A punição avaliada por integrantes da cúpula do partido, presidida por Bruno Araújo, seria aplicada no financiamento de campanha eleitoral, quando deputados que seguiram a orientação partidária receberiam mais recursos do que os dissidentes

Após 14 dos 32 deputados federais do PSDB terem votado a favor da PEC do voto impresso na terça-feira (10), integrantes da cúpula do partido querem punir quem não seguiu a orientação da bancada de votar contra a proposta, informa a CNN Brasil. Entre os tucanos, 12 votaram contra o texto, cinco não votaram e um, Aécio Neves, se absteve. Dentre os 14 parlamentares tucanos que votaram a favor de Bolsonaro, está a rondoniense Mariana Carvalho, que não esconde a amizade com o clã.

A intenção é fazer doer “no bolso” dos deputados que traíram a orientação partidária. A punição seria realizada no momento do financiamento de campanha eleitoral, quando os deputados que seguiram o partido receberiam mais recursos.

A punição, no entanto, não deve atingir Aécio Neves. A sigla quer interpretar a abstenção do ex-candidato a presidente como um “não” à proposta.

PSD, PSDB, DEM e MDB foram os partidos com mais traições no plenário. Embora as orientações das legendas tenham sido contrárias à PEC, as bancadas deram mais votos ‘sim’.

O deputado Alexandre Frota (SP) lamentou os 14 deputados do PSDB que votaram favorável ao voto impresso na 3ª feira (10.ago). “Quero saber se vão se candidatar ano que vem, mesmo que não acreditem nas urnas”, disse.

Doria considera apoio “deplorável”

O governador de São Paulo, João Doria (PSDB), criticou duramente os 14 deputados do PSDB que contrariaram a orientação do partido e votaram a favor da PEC do voto impresso.

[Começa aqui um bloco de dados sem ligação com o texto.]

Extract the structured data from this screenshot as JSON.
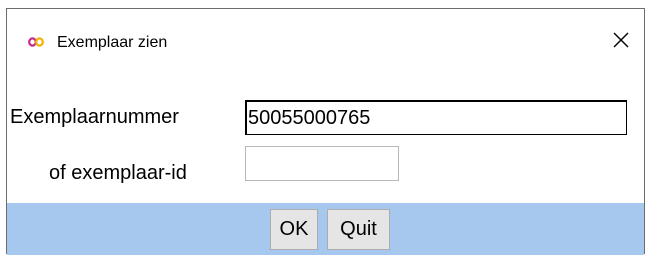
{
  "window": {
    "title": "Exemplaar zien",
    "app_icon": "infinity-logo-icon",
    "close_icon": "close-icon"
  },
  "form": {
    "exemplaarnummer_label": "Exemplaarnummer",
    "exemplaarnummer_value": "50055000765",
    "exemplaar_id_label": "of exemplaar-id",
    "exemplaar_id_value": ""
  },
  "buttons": {
    "ok_label": "OK",
    "quit_label": "Quit"
  },
  "colors": {
    "button_bar": "#a6c8ef",
    "app_icon_primary": "#c62a8a",
    "app_icon_secondary": "#f2b300"
  }
}
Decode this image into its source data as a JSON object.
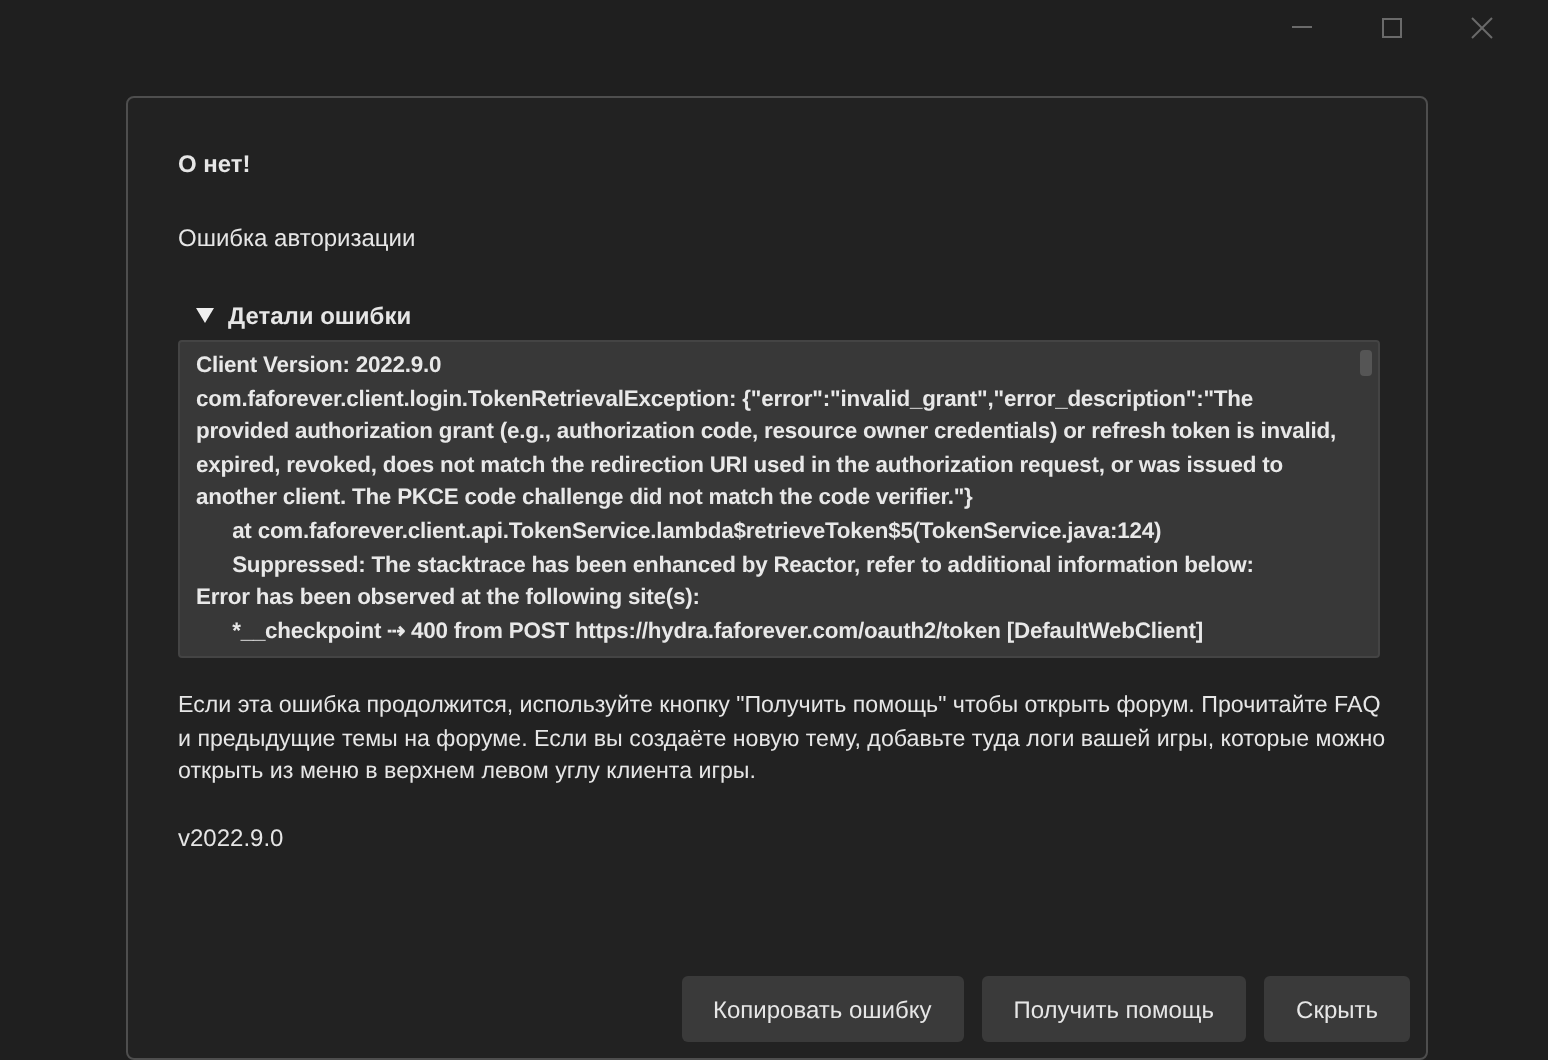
{
  "window_controls": [
    {
      "kind": "minimize"
    },
    {
      "kind": "maximize"
    },
    {
      "kind": "close"
    }
  ],
  "dialog": {
    "title": "О нет!",
    "message": "Ошибка авторизации",
    "details": {
      "label": "Детали ошибки",
      "expanded": true,
      "text": "Client Version: 2022.9.0\ncom.faforever.client.login.TokenRetrievalException: {\"error\":\"invalid_grant\",\"error_description\":\"The provided authorization grant (e.g., authorization code, resource owner credentials) or refresh token is invalid, expired, revoked, does not match the redirection URI used in the authorization request, or was issued to another client. The PKCE code challenge did not match the code verifier.\"}\n\tat com.faforever.client.api.TokenService.lambda$retrieveToken$5(TokenService.java:124)\n\tSuppressed: The stacktrace has been enhanced by Reactor, refer to additional information below:\nError has been observed at the following site(s):\n\t*__checkpoint ⇢ 400 from POST https://hydra.faforever.com/oauth2/token [DefaultWebClient]"
    },
    "help_text": "Если эта ошибка продолжится, используйте кнопку \"Получить помощь\" чтобы открыть форум. Прочитайте FAQ и предыдущие темы на форуме. Если вы создаёте новую тему, добавьте туда логи вашей игры, которые можно открыть из меню в верхнем левом углу клиента игры.",
    "version": "v2022.9.0",
    "buttons": [
      "Копировать ошибку",
      "Получить помощь",
      "Скрыть"
    ]
  }
}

Segundo o governador, a urna eletrônica “é inviolável e não há razão para mudar o sistema atual”. Ele lembrou que toda a bancada do PSDB de São Paulo votou contra o voto impresso.

De acordo com o jornalista Reinaldo Azevedo, é possível que o placar da votação entre tucanos seja consequência de um possível braço de ferro entre Aécio Neves e João Doria.

“Se uma tentativa interna de resposta a Doria é dizer ‘sim’ ao voto impresso ou se ausentar do embate no dia em que tanques desfilaram em Brasília, não estamos falando apenas de políticos que perderam o eixo: perderam também o sentido de história. Há gente pronta aí para integrar a base bolsonarista num eventual segundo mandato”, criticou Reinaldo, em referência a Aécio.